Naluri Iman dan Kemanusiaan
Sementara itu, ketika Nabi
Muchammad diperintah untuk mengganti Qiblat dari Ka’bah kea rah Masjidil Aqsho,
secara naluri kemanusiaan beliau merasa berat, demikian juga dengan para
sahabat. Sejak kecil mereka sudah terbiasa dengan menghormati Ka’bah, kini
mereka harus menghadap kea rah Masjidil Aqsho, sementara Ka’bah ada didekat
mereka. Maka mereka sedang diuji dengan kiblat baru itu, apakah mereka lebih
mengikuti naluri kemanusiaan atau naluri iman. Para sahabat ikut Nabi Muchammad
bukan karena beliau mempertahankan tradisi leluhur, buktinya mereka tetap ikut
beliau walaupun harus ganti Qiblat. Mereka ikut beliau karena terlihatnya
kebenaran, bukan karena fanatic golongan dan tradisi.

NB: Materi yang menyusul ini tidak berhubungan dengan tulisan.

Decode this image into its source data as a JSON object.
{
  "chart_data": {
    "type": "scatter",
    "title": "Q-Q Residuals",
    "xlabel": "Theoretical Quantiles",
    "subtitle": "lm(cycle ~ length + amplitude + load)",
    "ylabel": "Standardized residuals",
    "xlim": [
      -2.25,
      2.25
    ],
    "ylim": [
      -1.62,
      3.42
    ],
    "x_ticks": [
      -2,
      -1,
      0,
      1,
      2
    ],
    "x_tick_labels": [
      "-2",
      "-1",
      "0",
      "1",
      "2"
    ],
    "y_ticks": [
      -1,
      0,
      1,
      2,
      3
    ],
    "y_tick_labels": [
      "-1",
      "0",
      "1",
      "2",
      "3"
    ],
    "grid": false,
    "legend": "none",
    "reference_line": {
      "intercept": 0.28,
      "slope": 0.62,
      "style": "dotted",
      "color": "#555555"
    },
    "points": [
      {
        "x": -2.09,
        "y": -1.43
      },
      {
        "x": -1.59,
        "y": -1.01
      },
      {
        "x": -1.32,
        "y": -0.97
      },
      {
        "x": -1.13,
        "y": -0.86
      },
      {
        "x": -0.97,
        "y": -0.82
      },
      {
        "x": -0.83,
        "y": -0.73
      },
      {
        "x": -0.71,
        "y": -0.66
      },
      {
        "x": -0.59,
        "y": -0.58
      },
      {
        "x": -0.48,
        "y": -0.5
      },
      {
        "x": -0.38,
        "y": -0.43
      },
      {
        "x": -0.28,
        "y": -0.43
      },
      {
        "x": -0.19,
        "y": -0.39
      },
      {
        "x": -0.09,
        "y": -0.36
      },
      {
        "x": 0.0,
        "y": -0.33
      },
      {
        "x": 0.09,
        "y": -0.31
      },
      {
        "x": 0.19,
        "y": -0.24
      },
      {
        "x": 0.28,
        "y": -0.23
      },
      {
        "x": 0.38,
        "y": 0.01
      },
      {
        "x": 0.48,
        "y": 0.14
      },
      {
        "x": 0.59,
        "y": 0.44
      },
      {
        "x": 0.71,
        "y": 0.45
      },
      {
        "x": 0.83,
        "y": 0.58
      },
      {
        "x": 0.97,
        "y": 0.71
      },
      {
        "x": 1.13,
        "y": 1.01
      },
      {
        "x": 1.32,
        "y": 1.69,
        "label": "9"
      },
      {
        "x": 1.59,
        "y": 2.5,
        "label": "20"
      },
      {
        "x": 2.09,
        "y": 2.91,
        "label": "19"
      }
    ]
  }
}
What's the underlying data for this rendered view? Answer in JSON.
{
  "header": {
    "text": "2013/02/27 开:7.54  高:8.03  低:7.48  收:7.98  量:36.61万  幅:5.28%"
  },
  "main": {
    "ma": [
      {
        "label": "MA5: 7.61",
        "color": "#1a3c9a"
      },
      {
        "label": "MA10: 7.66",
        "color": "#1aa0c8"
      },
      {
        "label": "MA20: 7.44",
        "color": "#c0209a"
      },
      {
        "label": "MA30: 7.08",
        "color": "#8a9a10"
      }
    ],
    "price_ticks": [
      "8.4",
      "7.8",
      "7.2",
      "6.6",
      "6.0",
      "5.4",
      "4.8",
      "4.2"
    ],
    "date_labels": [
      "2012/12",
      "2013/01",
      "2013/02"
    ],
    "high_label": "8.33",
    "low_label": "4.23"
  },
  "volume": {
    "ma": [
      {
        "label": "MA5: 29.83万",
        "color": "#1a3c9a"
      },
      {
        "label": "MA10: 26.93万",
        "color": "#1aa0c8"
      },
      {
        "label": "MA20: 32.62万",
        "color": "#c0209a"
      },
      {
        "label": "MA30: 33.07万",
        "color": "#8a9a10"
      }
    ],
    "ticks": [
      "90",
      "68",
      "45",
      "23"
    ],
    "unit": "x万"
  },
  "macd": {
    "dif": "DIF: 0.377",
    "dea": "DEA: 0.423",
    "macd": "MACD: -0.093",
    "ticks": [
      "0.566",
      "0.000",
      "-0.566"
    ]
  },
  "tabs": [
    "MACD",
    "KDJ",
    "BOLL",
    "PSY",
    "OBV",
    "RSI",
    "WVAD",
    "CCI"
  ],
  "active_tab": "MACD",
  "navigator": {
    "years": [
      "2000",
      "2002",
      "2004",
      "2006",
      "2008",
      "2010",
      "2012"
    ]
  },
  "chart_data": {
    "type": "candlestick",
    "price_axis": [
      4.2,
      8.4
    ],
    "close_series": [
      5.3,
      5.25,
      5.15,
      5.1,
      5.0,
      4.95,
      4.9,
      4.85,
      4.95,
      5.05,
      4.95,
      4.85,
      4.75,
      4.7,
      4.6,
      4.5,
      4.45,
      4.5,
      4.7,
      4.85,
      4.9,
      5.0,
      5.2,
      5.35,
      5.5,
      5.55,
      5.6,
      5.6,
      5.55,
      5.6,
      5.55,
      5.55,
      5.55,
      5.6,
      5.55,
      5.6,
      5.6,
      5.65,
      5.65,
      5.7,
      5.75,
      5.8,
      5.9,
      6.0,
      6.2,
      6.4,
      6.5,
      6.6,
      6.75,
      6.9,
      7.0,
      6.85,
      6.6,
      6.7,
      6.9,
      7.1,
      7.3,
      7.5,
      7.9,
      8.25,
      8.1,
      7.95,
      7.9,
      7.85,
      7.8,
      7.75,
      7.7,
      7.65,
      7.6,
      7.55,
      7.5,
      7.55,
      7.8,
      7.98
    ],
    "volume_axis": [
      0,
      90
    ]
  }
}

Kemudian, untuk menenangkan hati
Nabi Muchammad dan para sahabat yang sedang pindah Qiblat itu, ALLooh
mengingatkan mereka bahwa di arah manapun mereka akan menjempai ALLooh. ALLooh
SWT berfirman dalam surat Al-Baqoroh ayat 115 yang artinya : “Dan milik ALLooh lah timur dan barat,
kemanapun kalian menghadap maka di situlah qiblat ALLooh, sesungguhnya ALLooh
itu Maha Luas dan Maha Mengetahui.”
Satu arah yang ditentukan itu
hanya untuk memantapkan kepasrahan dan menyatukan barisan dalam beribadah
secara berjamaah. Kalau tidak, maka sejatinya ALLooh akan dijumpai di setiap
arah. Qiblat sesungguhnya bukan kemana wajah menghadap, tapi ke mana hati
menghadap. Dengan demikian, diharapkan kekhusyu’an para sahabat di dalam sholat
mereka tidak tidak terganggu oleh pergantian qiblat itu.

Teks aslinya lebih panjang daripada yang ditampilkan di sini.